Loin de renoncer à ses anciens procédés, l’industrie allemande se prépare à les perfectionner encore : c’est le dumping, le commerce à coups de ventes à perte. Le dumping est un mot nouveau qui désigne une très vieille pratique de la concurrence, l’écrasement d’un rival sous un bon marché transitoire en vue de s’assurer un monopole. Les Allemands, en s’associant pour des ruées commerciales en masses compactes comme à la tranchée, et en associant à cette tactique la force gouvernementale qui leur prête appui, ont élevé le système à la hauteur d’une institution vraiment nationale : primes ouvertes ou déguisées, remboursemens de frais de transport, bonifications occultes accordées par les producteurs entre eux, l’art de « tuer » un compétiteur étranger ou de le contraindre à demander grâce, c’est à quoi excellent nos ennemis.
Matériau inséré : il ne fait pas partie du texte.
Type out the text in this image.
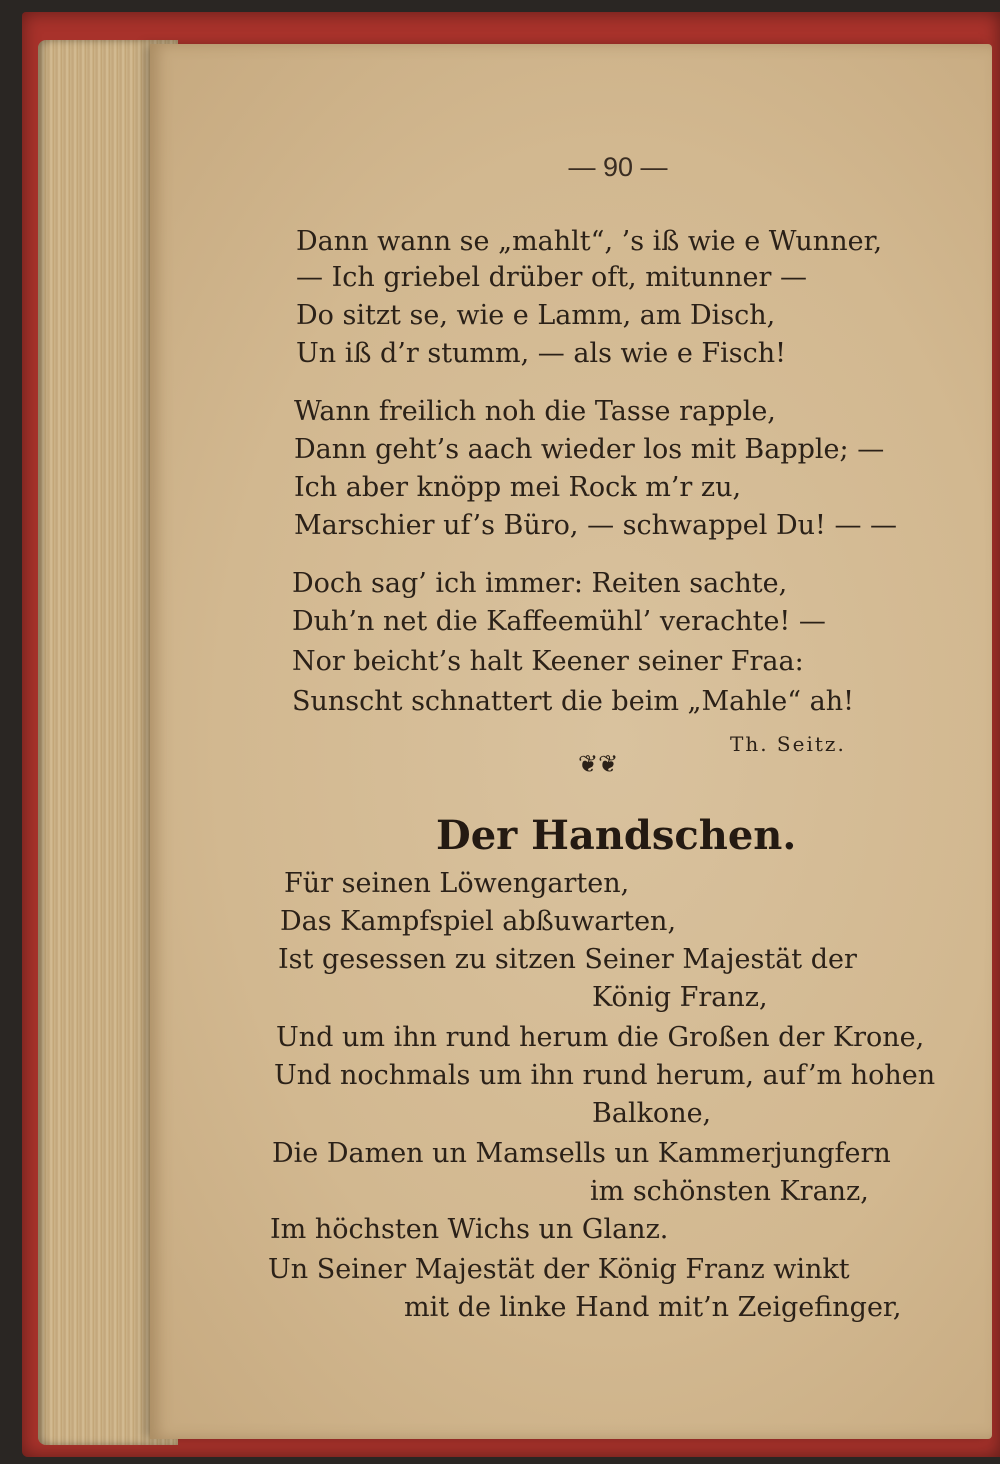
— 90 —
Dann wann se „mahlt“, ’s iß wie e Wunner,
— Ich griebel drüber oft, mitunner —
Do sitzt se, wie e Lamm, am Disch,
Un iß d’r stumm, — als wie e Fisch!
Wann freilich noh die Tasse rapple,
Dann geht’s aach wieder los mit Bapple; —
Ich aber knöpp mei Rock m’r zu,
Marschier uf’s Büro, — schwappel Du! — —
Doch sag’ ich immer: Reiten sachte,
Duh’n net die Kaffeemühl’ verachte! —
Nor beicht’s halt Keener seiner Fraa:
Sunscht schnattert die beim „Mahle“ ah!
Th. Seitz.
❦❦
Der Handschen.
Für seinen Löwengarten,
Das Kampfspiel abßuwarten,
Ist gesessen zu sitzen Seiner Majestät der
König Franz,
Und um ihn rund herum die Großen der Krone,
Und nochmals um ihn rund herum, auf’m hohen
Balkone,
Die Damen un Mamsells un Kammerjungfern
im schönsten Kranz,
Im höchsten Wichs un Glanz.
Un Seiner Majestät der König Franz winkt
mit de linke Hand mit’n Zeigefinger,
Aux relèvemens de droits de douanes, dont nous avons maintes fois depuis dix ans entouré l’enfance délicate d’un produit nouveau dans une fabrique française, comme par exemple le permanganate de potasse à Graville-Saint-Honorine, les syndicats allemands ripostaient par des abaissemens de prix correspondans jusqu’à ce que notre usine eût capitulé. Ils usent, pour dompter les audacieux, de la manière douce autant que de la forte : qu’il s’agisse, d’instrumens d’optique ou de produits chimiques, ils vont jusqu’à faire des rentes à nos manufactures à la condition de ne pas aborder tel ou tel article ; et une maison française bien connue, qui avait beaucoup perdu à la suite d’une hardie tentative de lutte contre l’Allemagne, s’est résignée à toucher d’un cartel germanique 144 000 francs par an rien que pour se tenir tranquille.